Immutable data [GPU and MPI]



For MPI we have now a proposal to manage immutable data in a distributed way. From Bob’s blog post I concluded that this could also be of interest to GPU computing if I got his comments right. Do we need to consider this in some way now in the design?

I can well imagine, that for GPs (for example), it would be quite attractive to copy the immutable data to the GPU just once and then reuse it for each iteration. That may give another performance bump.



Yes, we are absolutely going to want to do this for the GPU code.

Can’t we just do this the same way you’ve proposed handling MPI?



I think we can do the same design principle, yes. So in essence:

  • the gpu/mpi function gets called with the immutable data and a uid
  • if the uid has not yet been seen, then the immutable data is distributed for MPI/sent to the GPU
  • the distribution ensures that the uid will be recognized next time the function is called
  • after the first call of the function we will assume that same uid is equivalent to same data

We will only end up having more and more singletons floating around in our code-base. I think this GPU stuff can even be nested in MPI calls when doing like that.

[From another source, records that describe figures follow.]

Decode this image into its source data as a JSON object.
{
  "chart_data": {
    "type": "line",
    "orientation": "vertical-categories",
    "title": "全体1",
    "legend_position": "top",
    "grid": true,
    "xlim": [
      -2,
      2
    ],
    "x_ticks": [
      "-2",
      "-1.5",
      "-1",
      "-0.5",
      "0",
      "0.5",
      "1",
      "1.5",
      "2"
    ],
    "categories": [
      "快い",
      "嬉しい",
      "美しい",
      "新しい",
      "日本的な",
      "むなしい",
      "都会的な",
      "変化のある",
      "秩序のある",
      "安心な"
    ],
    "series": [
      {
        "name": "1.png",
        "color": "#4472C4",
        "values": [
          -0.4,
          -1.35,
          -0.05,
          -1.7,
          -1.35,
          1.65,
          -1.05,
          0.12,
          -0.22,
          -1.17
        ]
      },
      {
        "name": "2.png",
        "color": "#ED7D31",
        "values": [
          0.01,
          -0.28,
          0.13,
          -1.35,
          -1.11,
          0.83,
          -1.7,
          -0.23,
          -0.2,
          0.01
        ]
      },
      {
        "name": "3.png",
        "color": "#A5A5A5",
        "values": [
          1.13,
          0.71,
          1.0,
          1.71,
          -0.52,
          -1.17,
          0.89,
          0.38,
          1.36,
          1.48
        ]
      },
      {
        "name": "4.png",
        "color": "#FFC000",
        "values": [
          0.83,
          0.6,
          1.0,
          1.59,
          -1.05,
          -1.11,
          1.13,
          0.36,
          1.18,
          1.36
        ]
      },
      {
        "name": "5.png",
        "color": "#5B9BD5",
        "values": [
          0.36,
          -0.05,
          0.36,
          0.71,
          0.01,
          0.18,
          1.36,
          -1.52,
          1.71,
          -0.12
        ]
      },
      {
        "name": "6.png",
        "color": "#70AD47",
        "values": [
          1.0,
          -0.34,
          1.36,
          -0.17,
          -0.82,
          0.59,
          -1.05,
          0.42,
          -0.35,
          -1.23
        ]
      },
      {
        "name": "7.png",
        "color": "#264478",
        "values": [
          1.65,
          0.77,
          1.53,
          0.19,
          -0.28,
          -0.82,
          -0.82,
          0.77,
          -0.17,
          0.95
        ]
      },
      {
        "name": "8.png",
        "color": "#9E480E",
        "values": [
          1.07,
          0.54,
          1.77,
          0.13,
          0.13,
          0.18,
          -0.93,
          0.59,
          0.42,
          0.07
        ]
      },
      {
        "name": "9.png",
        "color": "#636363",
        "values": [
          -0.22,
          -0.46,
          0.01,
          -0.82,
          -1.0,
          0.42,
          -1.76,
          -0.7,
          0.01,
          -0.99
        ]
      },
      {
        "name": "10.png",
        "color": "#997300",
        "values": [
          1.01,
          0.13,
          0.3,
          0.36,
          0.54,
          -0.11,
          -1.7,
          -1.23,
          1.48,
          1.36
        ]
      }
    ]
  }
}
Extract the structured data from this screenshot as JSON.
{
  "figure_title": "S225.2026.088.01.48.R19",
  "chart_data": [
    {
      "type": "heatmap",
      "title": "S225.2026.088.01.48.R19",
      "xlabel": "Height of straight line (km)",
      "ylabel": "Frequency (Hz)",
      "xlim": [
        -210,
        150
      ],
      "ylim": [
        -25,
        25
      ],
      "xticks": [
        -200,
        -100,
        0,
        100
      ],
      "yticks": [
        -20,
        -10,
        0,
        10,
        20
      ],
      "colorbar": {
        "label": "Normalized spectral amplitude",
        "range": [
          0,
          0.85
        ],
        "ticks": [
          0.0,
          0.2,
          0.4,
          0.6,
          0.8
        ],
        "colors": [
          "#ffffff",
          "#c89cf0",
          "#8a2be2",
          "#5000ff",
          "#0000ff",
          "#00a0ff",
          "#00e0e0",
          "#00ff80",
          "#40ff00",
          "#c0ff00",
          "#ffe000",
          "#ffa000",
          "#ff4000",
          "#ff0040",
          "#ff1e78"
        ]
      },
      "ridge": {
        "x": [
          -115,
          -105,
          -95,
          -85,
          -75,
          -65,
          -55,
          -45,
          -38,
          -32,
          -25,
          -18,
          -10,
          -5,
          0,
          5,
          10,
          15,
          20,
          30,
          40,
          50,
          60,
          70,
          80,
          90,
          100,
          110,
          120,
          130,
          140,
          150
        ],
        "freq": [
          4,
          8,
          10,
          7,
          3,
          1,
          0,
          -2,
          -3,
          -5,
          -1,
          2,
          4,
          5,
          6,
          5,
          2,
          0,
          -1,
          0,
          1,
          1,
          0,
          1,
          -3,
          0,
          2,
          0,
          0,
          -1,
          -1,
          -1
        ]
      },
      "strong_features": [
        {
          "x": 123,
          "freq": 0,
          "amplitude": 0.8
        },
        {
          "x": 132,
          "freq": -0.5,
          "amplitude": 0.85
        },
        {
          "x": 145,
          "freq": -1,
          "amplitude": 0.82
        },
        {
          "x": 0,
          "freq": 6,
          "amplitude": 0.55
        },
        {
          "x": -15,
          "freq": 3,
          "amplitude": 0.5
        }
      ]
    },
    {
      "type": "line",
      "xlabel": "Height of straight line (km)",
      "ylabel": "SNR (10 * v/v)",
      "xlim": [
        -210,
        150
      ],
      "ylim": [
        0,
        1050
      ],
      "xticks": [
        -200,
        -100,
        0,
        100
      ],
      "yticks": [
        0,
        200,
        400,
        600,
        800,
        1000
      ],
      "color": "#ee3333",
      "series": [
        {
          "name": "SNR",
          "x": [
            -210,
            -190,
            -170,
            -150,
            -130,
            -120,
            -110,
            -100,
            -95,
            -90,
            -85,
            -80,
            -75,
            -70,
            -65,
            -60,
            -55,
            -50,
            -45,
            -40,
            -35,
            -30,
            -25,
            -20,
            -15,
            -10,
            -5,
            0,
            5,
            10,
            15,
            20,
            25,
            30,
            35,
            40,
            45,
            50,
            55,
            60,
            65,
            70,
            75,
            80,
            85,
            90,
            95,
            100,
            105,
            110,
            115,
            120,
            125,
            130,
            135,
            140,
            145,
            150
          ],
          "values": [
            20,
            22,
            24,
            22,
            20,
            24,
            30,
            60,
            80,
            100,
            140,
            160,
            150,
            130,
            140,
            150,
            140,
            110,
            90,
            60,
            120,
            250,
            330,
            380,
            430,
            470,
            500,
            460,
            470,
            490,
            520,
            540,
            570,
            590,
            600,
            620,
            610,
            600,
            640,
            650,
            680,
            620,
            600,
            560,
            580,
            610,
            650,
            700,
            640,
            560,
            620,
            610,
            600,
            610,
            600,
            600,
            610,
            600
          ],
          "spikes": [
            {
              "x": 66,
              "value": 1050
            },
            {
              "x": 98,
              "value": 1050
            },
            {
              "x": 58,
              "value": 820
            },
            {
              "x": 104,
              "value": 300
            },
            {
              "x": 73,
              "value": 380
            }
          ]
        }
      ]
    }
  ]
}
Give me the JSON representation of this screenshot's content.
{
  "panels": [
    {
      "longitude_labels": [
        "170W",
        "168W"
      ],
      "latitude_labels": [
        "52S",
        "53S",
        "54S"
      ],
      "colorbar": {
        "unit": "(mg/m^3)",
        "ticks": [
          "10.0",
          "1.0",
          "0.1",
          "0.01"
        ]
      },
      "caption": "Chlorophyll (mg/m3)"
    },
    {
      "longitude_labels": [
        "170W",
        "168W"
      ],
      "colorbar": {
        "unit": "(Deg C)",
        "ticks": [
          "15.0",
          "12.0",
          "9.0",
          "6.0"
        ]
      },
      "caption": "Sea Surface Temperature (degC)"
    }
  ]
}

A GPU version of cov_exp_quad_cholesky should be super handy for GPs, I think.



That’s exactly why they’re starting where they’re starting—with Cholesky factorization. It’s O(N^2) data but O(N^3) computations. Hopefully we’ll be able to get to the point where we can pass a data matrix (N^2) once and then calculate a matrix-vector product efficiently using the GPU.


Yup. In fact, for cov_exp_quad_cholesky there is not an urgent need to transfer the data to the GPU as the you need to process N data items to define the N^2 matrix. Of course, transferring the N data items just once is even better.

I am really looking forward to that.


I’m going to dance a jig on a table when we can distribute jobs over multiple GPU-enabled cores!


I am going to remind you on that during a stan meeting once i merged and ran those two branches… I agree that those two techniques have separatley a huge potential and taken together they make Stan a new beast. However, you need serious hardware to get this going and a lot of time to get it to compile I guess.


Sure, nobody’s going to get faster models on their notebooks. We designed Stan to solve hard problems, and this will really push the frontier of what we can solve!